La filosofía de diseño que esto implica es más silenciosa que cualquier cosa que la economía de la atención haya entregado jamás, y ese silencio no es una elección estética; es la propuesta de valor. Los mejores consejeros humanos ya trabajan así: nada, nada, nada, y luego una frase en el momento justo que reorganiza su visión de lo que estaba a punto de hacer. Su autoridad proviene precisamente de lo poco que la gastan. La interfaz post-chat hereda esa economía. Su unidad de valor no es la respuesta sino el reconocimiento oportuno, y su presencia ideal en una vida roza lo invisible — un instrumento, no un compañero; una superficie que sabe cuándo hablar sobre todo porque sabe cuándo callar.

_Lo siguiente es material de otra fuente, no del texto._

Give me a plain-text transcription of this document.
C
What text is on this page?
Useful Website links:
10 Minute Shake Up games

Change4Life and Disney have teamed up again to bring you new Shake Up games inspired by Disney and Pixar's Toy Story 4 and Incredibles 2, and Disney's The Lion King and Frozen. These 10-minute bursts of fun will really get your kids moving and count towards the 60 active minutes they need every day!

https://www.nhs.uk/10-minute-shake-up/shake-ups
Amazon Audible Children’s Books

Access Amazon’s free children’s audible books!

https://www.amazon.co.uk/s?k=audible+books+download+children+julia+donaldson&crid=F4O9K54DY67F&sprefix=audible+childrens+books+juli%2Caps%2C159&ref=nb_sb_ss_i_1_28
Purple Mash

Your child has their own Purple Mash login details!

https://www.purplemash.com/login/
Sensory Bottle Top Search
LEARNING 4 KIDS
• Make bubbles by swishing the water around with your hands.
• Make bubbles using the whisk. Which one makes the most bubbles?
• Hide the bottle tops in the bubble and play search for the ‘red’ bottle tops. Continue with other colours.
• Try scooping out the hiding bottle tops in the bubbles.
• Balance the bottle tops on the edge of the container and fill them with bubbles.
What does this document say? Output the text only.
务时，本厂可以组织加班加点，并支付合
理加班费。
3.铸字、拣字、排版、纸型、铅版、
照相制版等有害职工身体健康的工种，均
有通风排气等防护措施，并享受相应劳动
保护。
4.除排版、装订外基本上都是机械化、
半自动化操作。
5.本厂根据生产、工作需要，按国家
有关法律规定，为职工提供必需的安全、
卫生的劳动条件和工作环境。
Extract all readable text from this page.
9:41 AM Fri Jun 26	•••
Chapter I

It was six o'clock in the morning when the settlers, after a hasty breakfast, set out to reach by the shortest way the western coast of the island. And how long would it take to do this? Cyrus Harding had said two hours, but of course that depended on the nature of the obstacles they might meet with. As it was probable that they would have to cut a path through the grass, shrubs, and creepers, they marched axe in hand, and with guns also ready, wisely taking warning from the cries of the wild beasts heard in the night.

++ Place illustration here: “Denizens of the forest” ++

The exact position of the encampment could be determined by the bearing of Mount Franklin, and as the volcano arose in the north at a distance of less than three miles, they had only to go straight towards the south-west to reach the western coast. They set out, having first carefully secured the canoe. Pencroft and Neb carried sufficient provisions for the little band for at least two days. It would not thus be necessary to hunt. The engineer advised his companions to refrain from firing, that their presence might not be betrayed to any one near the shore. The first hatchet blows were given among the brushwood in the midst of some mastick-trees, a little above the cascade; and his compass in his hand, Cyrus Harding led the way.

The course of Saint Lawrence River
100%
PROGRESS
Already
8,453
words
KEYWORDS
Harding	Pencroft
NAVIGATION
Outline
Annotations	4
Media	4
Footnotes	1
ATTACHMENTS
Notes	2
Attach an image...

Una aclaración que conecta este ensayo con los anteriores: la interfaz no es el foso, y el lector debe resistir la conclusión de que la próxima era será una competencia de diseño de interfaces. La continuidad es el foso — el conocimiento acumulado, consentido, de nivel de secuencia sobre una persona, tal como lo definieron los ensayos 2 y 3. La interfaz es apenas su expresión, la punta visible. Una intervención sin dos años de continuidad detrás es una notificación. Cualquiera puede lanzar la superficie. La superficie no vale nada sin la secuencia.
La economía hace que esta transición sea inevitable en lugar de opcional. En un mundo de pull, cada producto de IA compite en la calidad de las respuestas a peticiones idénticas — una guerra de commodities sobre modelos que se están commoditizando, precisamente la guerra que hoy destruye los márgenes del mercado de chatbots. En un mundo de intervención, los productos compiten en cuán bien conocen a la persona — el único activo que se capitaliza. Las interfaces siguen a los fosos. El foso está abandonando la ventana de chat.
La era de los chatbots dio a cientos de millones de personas su primera conversación con una máquina, y la historia la recordará con cariño, como recordamos el coche con forma de carruaje. El chat persistirá para lo que hace genuinamente bien: las peticiones formuladas. Pero la era termina — no cuando el chat empeore, sino cuando alguien lance lo que el chat estructuralmente no puede ser: una IA presente en una vida en lugar de convocada para una tarea.
Eso no es un problema de diseño incremental. Es una categoría de producto diferente. Los ensayos restantes la describen.